Scenario
A nurse walks in the outpatient pharmacy carrying a written prescription for Combivir® [lamivudine/zidovudine 150 mg/300 mg] 1/1 OD and Metoclopramide. Worry is etched across her face as she tells the pharmacist her fear of post-exposure HIV from a percutaneous injury in the ward. The pharmacist tells her that the average risk for HIV transmission after percutaneous exposure to HIV-infected blood is estimated at only 0.3% and that treatment will further decrease the risk of infection when started within 72 hours.She took her meds and walked away. Relieved? I know not.
The situation above is a good example behind the fact that healthcare workers are constantly exposed to needle stick injuries which occurs all too often. Some sources report that nearly 1 million healthcare workers suffer needle stick injuries each year, increasing the risk for diseases such as Hepatitis B, Hepatitis C or worse, HIV. For that reason, post-exposure prophylaxis (PEP) should be made accesible to all healthcare workers to decrease the incidence of sero-conversion and HIV infection (by 79%).
Risk. Chances of infection varies with a calculated risk related to blood quantity. Increased risk for HIV infection is associated with exposure to larger quantities of blood from the source as indicated by the 1) blood-contaminated device, 2) a procedure that involved the needle being placed directly in a vein or artery or 3) depth of injury. The risk increases when the source is a terminally ill patient, possibly reflecting either a higher titre of HIV in blood late in the course of AIDS or other factors (e.g. the presence of syncytia-inducing strains of HIV). So, be careful.
Moving on to treatment, it is common to prescribe Combivir® on a once daily basis or Zidovudine (AZT, ZVD, Retrovir®) 300mg BD and Lamivudine (3TC, Epivir®) 300mg OD separately for PEP. The advantage behind this regime is that it is supported in a CDC case-control study to decrease the risk of occupational HIV transmission, the side effects (e.g. diarrhea, nausea, vomiting) are predictable and managable and it is safe for pregnant women. The disadvantage is, well, the side effects commonly occur (poor compliance) as well as prior viral resistance to this regime.
There are alternatives to this regime. One of them is the well-tolerated combination of Lamivudine 300mg OD and Stavudine (d4T, Zerit®) 40mg BD and also, the combination of Didanosine (ddl, Videx®) 400mg OD and Stavudine 40mg BD. The course of treatment is around 4 weeks.
In cases where exposure constitues a higher risk of transmission (e.g. larger volume of blood/ higher virus blood titer), Indinavir (Crixivan®) 800mg TDS may be added to a basic regime. In cases of intolerance to Indinavir, Efavirenz (Stocrin®) 600mg ON or Nelfinavir (Viracept®) 1250mg BD or Lopinavir/ Ritonavir (Kaletra® 100mg/25mg) three capsules BD.
Keep in mind that regimes may vary between physicians. In the event of exposure dear pharmacists, approach the nearest doctor or HIV specialist as soon as possible for treatment and evaluation. HIV-antibody testing should be performed for a least 6 months post exposure (6 weeks, 12 weeks then 6 months) along with drug-toxicity assessements (e.g. FBC, LFT and hyperglycemia when using a protease inhibtor).

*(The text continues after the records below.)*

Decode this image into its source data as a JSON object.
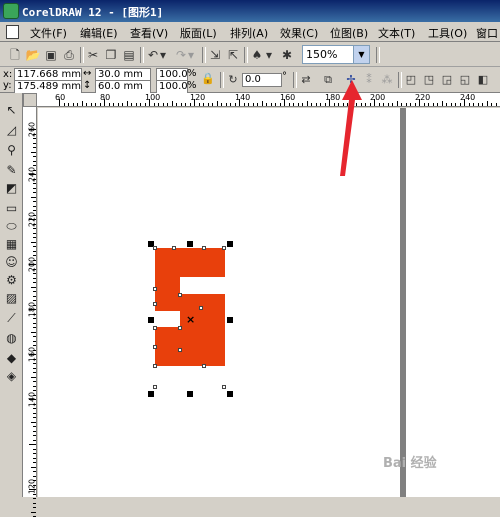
{
  "window": {
    "title": "CorelDRAW 12 - [图形1]"
  },
  "menu": [
    "文件(F)",
    "编辑(E)",
    "查看(V)",
    "版面(L)",
    "排列(A)",
    "效果(C)",
    "位图(B)",
    "文本(T)",
    "工具(O)",
    "窗口"
  ],
  "toolbar": {
    "zoom_value": "150%"
  },
  "property_bar": {
    "x_label": "x:",
    "y_label": "y:",
    "x_value": "117.668 mm",
    "y_value": "175.489 mm",
    "width_value": "30.0 mm",
    "height_value": "60.0 mm",
    "scale_x": "100.0",
    "scale_y": "100.0",
    "percent": "%",
    "rotation_value": "0.0",
    "degree": "°"
  },
  "ruler": {
    "h_labels": [
      "60",
      "80",
      "100",
      "120",
      "140",
      "160",
      "180",
      "200",
      "220",
      "240"
    ],
    "v_labels": [
      "260",
      "240",
      "220",
      "200",
      "180",
      "160",
      "140",
      "120"
    ]
  },
  "shape": {
    "fill": "#e8400c"
  },
  "annotation": {
    "arrow_color": "#e6262f"
  },
  "watermark": "Bai 经验"
}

Do your best to prevent secondary transmissions during the first 6-12 week period after exposure. This means abstain from sex, pregnancy and organ/ blood donations. Breastfeeding is not encouraged either. Remember, compliance towards the prescribed regime is important if you want to be HIV-free.
With reference to Consensus of Antiretroviral Treatment (Second Edition). Ministry of Health. Year 2001.